Later that night, Scott and Stiles would return home to find a box on each of their doorsteps. Scott took his box directly to Stiles’s house, shocked to find he had one of his own. They went up to Stiles’s room and opened the boxes, pulling out item after item from their lives with Erica. There were photobooth strips, arcade tokens, movie tickets, carnival prizes, Valentine’s Day cards, past birthday and Christmas gifts, and countless other objects collected over the ten years they had been friends. She had kept so much, and each item they pulled out reminded them of a moment they had shared together.
“Why does it feel like she’s breaking up with us?” Scott asked, his thumb running along the edge of a framed photo of him and Erica that his mom had taken last summer. Erica had joined him and his mom on their trip to the beach, and he had to practically drag her into the water. The framed shot showed him with his arms around Erica’s middle, her hands gripping his arms as she squealed when the wave crashed against their backs. He remembered how tired they both were on the drive home, Erica leaning her head against his shoulder when she fell asleep. He had been so happy that day, which was such a contrast to the deep misery he was feeling now.
“Because she is, Scott,” Stiles muttered, flipping through a comic book he had found in his box. It was The Brave and The Bold, issue #197, which had one of the sweetest moments between Batman and Catwoman in all of the comics. He remembered the day Erica had bought the comic.

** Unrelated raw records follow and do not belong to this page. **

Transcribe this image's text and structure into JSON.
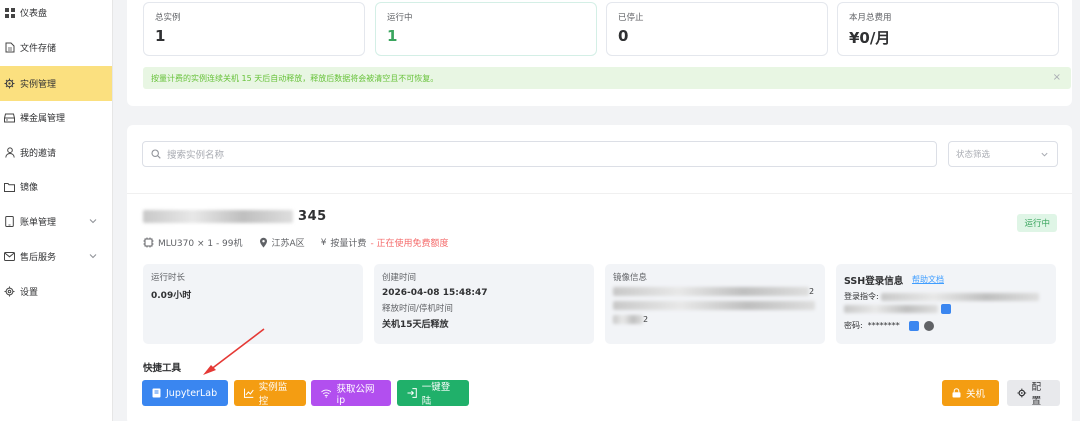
{
  "sidebar": {
    "items": [
      {
        "label": "仪表盘",
        "icon": "dashboard-icon"
      },
      {
        "label": "文件存储",
        "icon": "file-icon"
      },
      {
        "label": "实例管理",
        "icon": "gear-icon",
        "active": true
      },
      {
        "label": "裸金属管理",
        "icon": "server-icon"
      },
      {
        "label": "我的邀请",
        "icon": "user-icon"
      },
      {
        "label": "镜像",
        "icon": "folder-icon"
      },
      {
        "label": "账单管理",
        "icon": "phone-icon",
        "expandable": true
      },
      {
        "label": "售后服务",
        "icon": "mail-icon",
        "expandable": true
      },
      {
        "label": "设置",
        "icon": "settings-icon"
      }
    ]
  },
  "stats": [
    {
      "label": "总实例",
      "value": "1"
    },
    {
      "label": "运行中",
      "value": "1"
    },
    {
      "label": "已停止",
      "value": "0"
    },
    {
      "label": "本月总费用",
      "value": "¥0/月"
    }
  ],
  "alert": {
    "text": "按量计费的实例连续关机 15 天后自动释放，释放后数据将会被清空且不可恢复。",
    "close": "×"
  },
  "search": {
    "placeholder": "搜索实例名称"
  },
  "filter": {
    "placeholder": "状态筛选"
  },
  "instance": {
    "name_suffix": "345",
    "status": "运行中",
    "gpu": "MLU370 × 1 - 99机",
    "region": "江苏A区",
    "billing": "按量计费",
    "billing_note": "- 正在使用免费额度",
    "runtime": {
      "title": "运行时长",
      "value": "0.09小时"
    },
    "created": {
      "title": "创建时间",
      "value": "2026-04-08 15:48:47",
      "release_title": "释放时间/停机时间",
      "release_value": "关机15天后释放"
    },
    "image": {
      "title": "镜像信息",
      "tail1": "2",
      "tail2": "2"
    },
    "ssh": {
      "title": "SSH登录信息",
      "help": "帮助文档",
      "login_label": "登录指令:",
      "password_label": "密码:",
      "password_mask": "********"
    }
  },
  "tools": {
    "label": "快捷工具",
    "jupyter": "JupyterLab",
    "monitor": "实例监控",
    "public_ip": "获取公网ip",
    "one_click": "一键登陆",
    "shutdown": "关机",
    "config": "配置"
  },
  "colors": {
    "active_nav": "#fbe07f",
    "running_green": "#3aa55e",
    "alert_bg": "#e8f6e3",
    "blue": "#3a86f0",
    "orange": "#f49d12",
    "purple": "#b24fef",
    "green": "#20b06a",
    "arrow_red": "#e53935"
  }
}
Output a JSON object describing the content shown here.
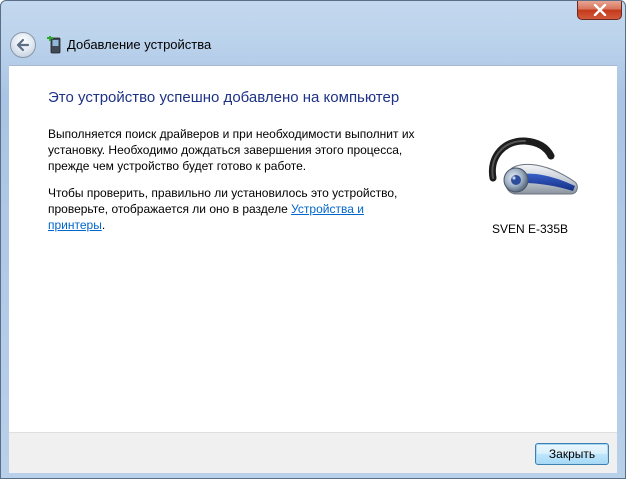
{
  "window": {
    "title": "Добавление устройства",
    "close_glyph": "✕"
  },
  "content": {
    "heading": "Это устройство успешно добавлено на компьютер",
    "paragraph1": "Выполняется поиск драйверов и при необходимости выполнит их установку. Необходимо дождаться завершения этого процесса, прежде чем устройство будет готово к работе.",
    "paragraph2_prefix": "Чтобы проверить, правильно ли установилось это устройство, проверьте, отображается ли оно в разделе ",
    "paragraph2_link": "Устройства и принтеры",
    "paragraph2_suffix": "."
  },
  "device": {
    "name": "SVEN E-335B",
    "icon": "bluetooth-headset-icon"
  },
  "footer": {
    "close_label": "Закрыть"
  },
  "colors": {
    "heading": "#1e3287",
    "link": "#0066cc",
    "close_button": "#c4391a"
  }
}
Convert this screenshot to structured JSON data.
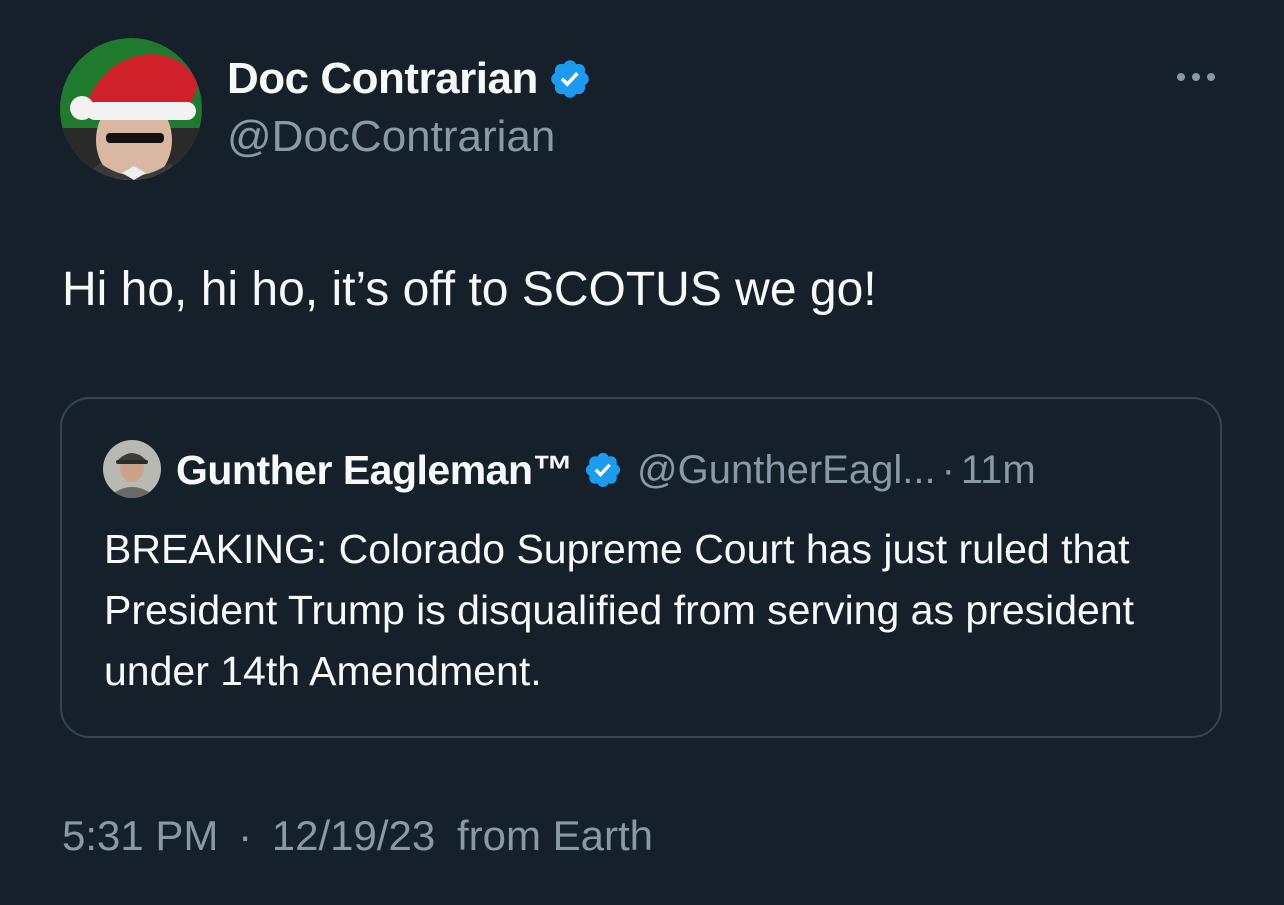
{
  "author": {
    "name": "Doc Contrarian",
    "handle": "@DocContrarian",
    "verified_color": "#1d9bf0"
  },
  "tweet": {
    "text": "Hi ho, hi ho, it’s off to SCOTUS we go!"
  },
  "quote": {
    "name": "Gunther Eagleman™",
    "handle": "@GuntherEagl...",
    "separator": "·",
    "time": "11m",
    "text": "BREAKING:  Colorado Supreme Court has just ruled that President Trump is disqualified from serving as president under 14th Amendment."
  },
  "meta": {
    "time": "5:31 PM",
    "separator": "·",
    "date": "12/19/23",
    "source": "from Earth"
  },
  "icons": {
    "more": "more-horizontal-icon",
    "verified": "verified-badge-icon"
  },
  "colors": {
    "background": "#15202b",
    "text": "#f7f9f9",
    "secondary": "#8b98a5",
    "border": "#38444d",
    "accent": "#1d9bf0"
  }
}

The two of them had gone comic book shopping together, and it was one of the few issues Stiles had read that Erica hadn’t. He remembered teasing her about how she hadn’t read such an important comic for Catwoman and Batman’s relationship, but all she had done was stick her tongue out at him and place the comic in her arms to buy. Over the years, he had seen her rereading this issue, often admitting it had become one of her favorites, and now he was holding it. Because she didn’t want it anymore. Because she didn’t want any reminders of him anymore. She didn’t want any reminders of either of them.